By Camilla Webster

Cape Town’s opera house was crowded that night. White European faces were up-lit from the reflections of the stage. Their eyes danced and the notes of Die Fledermaus rang out. My eyes were pinned to a man in a cage on stage. The prisoner was cowering as the tenors and baritones taunted him. I whispered to the person next to me,“Who’s that in the cage?” “That’s Nelson Mandela, a bit of fun, you know,” he smiled. The large white faces around me began to expand and guffaw raucously at the performance. My body began to freeze over and I watched in horror. The laughter got louder. I could only hear a ringing.

Intermission came and I walked out. “What was that?!” I asked my host. “The election is coming. People are nervous. So they blow off steam putting a little humor in the performance with a Mandela in a cage.” “I want to leave,” I said. “You can’t. You can’t go alone at night it’s too dangerous. You could get shot.”

This was the South Africa I met for the first time in 1993 just a few months before Nelson Mandela would win a historical election. We all waited for him, as if he was a guest coming to dinner. It was such an intimate feeling in this place. Zulu leaders visited my cousin at night to talk. He was a Baptist missionary and a leader in the Church. His sons, all teachers, were readying for the integration of their schools and universities. I snuck out to the townships with my cousin. We entered a simple house next to the slums and helped a woman dump waste and excrement out of her window. Kids with rifles hung on the bridges and I could feel bullets ricocheting off the hood of the Jeep. On other days, we would drive to wine country. Rose bushes planted next to the vines to keep off a certain insect cascades down a mountain like the Garden of Eden. It was the first time in my life I looked at the view below, to Cape Town and the ocean, and said, “This is a place that God made.” And the whales. In Hermanus one morning, there among the rocks by the shore basked a mother and her calf. Breathtaking. All the time I wondered, did Nelson Mandela see this? Did Nelson Mandela see that? What did a man see who had been in prison for so long?

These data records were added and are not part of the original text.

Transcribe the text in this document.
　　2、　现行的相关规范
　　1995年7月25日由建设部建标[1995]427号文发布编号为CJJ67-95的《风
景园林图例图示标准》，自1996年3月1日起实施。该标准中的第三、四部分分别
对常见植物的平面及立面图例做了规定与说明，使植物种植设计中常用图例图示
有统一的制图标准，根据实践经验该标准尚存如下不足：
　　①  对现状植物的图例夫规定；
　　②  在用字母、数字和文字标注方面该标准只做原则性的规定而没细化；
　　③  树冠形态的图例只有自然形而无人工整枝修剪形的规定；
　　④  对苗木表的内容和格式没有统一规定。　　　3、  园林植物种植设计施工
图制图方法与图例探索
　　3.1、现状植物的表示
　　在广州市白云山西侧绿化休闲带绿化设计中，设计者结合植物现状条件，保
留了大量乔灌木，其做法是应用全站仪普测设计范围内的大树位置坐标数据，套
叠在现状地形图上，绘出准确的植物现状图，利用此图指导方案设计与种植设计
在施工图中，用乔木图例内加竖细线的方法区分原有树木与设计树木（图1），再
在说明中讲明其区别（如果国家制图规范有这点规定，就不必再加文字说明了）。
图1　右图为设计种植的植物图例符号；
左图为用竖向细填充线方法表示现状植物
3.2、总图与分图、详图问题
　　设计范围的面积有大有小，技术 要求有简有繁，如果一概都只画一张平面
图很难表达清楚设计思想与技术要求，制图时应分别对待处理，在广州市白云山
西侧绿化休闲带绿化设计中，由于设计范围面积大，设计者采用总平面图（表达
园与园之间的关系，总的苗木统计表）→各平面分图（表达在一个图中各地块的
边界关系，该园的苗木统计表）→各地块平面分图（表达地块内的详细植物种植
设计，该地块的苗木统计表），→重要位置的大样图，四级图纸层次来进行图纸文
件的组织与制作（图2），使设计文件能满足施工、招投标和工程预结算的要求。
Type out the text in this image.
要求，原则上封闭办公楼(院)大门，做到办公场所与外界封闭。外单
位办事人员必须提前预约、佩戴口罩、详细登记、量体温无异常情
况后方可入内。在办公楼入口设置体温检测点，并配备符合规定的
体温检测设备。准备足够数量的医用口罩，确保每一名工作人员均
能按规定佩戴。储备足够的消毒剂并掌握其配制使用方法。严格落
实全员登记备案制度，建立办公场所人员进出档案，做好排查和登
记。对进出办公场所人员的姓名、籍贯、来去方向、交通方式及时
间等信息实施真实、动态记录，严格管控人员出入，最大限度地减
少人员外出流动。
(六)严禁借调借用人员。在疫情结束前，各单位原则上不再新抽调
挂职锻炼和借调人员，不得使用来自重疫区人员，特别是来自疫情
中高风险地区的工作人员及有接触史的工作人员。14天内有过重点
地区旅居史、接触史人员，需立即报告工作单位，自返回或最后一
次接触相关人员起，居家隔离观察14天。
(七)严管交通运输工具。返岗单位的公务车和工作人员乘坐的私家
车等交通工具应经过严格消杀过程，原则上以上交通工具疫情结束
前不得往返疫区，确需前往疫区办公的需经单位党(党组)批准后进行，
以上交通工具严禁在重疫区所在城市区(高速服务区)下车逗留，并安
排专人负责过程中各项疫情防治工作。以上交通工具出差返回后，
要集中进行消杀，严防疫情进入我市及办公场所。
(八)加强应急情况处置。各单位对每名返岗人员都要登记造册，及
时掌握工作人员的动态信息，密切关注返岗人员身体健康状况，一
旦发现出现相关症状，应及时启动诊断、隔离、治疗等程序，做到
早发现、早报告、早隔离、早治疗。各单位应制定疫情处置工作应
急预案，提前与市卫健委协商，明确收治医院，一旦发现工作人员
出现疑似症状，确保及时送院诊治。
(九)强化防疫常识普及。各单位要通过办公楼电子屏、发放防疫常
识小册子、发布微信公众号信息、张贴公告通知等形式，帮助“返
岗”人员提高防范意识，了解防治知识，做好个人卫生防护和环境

One morning, we drove down to the Cape of Good Hope. As the car pulled up to the parking area, I saw large buses stop nearby. Women in all sorts of Western and African dress began to decamp. There was an energy about the place. It was a violently blustery, sparkly day that seemed capable of its history of shipwrecks. The women seemed to trek together like this was a great pilgrimage. As I got closer, I heard their American accents. And I began to see their tears. They raised their arms ceremoniously. I began to feel our American history catch up with a South African present. We were entering the fort where iron bolts still protruded from the stone. We were standing in the heart of the slave trade. It was easy to imagine being chained to that stonewall, crouching, looking out on that treacherous corner of water. I will never forget the women’s mourning, or that morning. And I know Nelson Mandela saw this. The Cape of Good Hope was a cornerstone of his victory speech in May 1994 as was that famous American ideal: democracy.

A giant of a man who asked only to be a servant is now gone. It is his time to rest. There is much more work to be done. Should you get a chance to visit South Africa, go.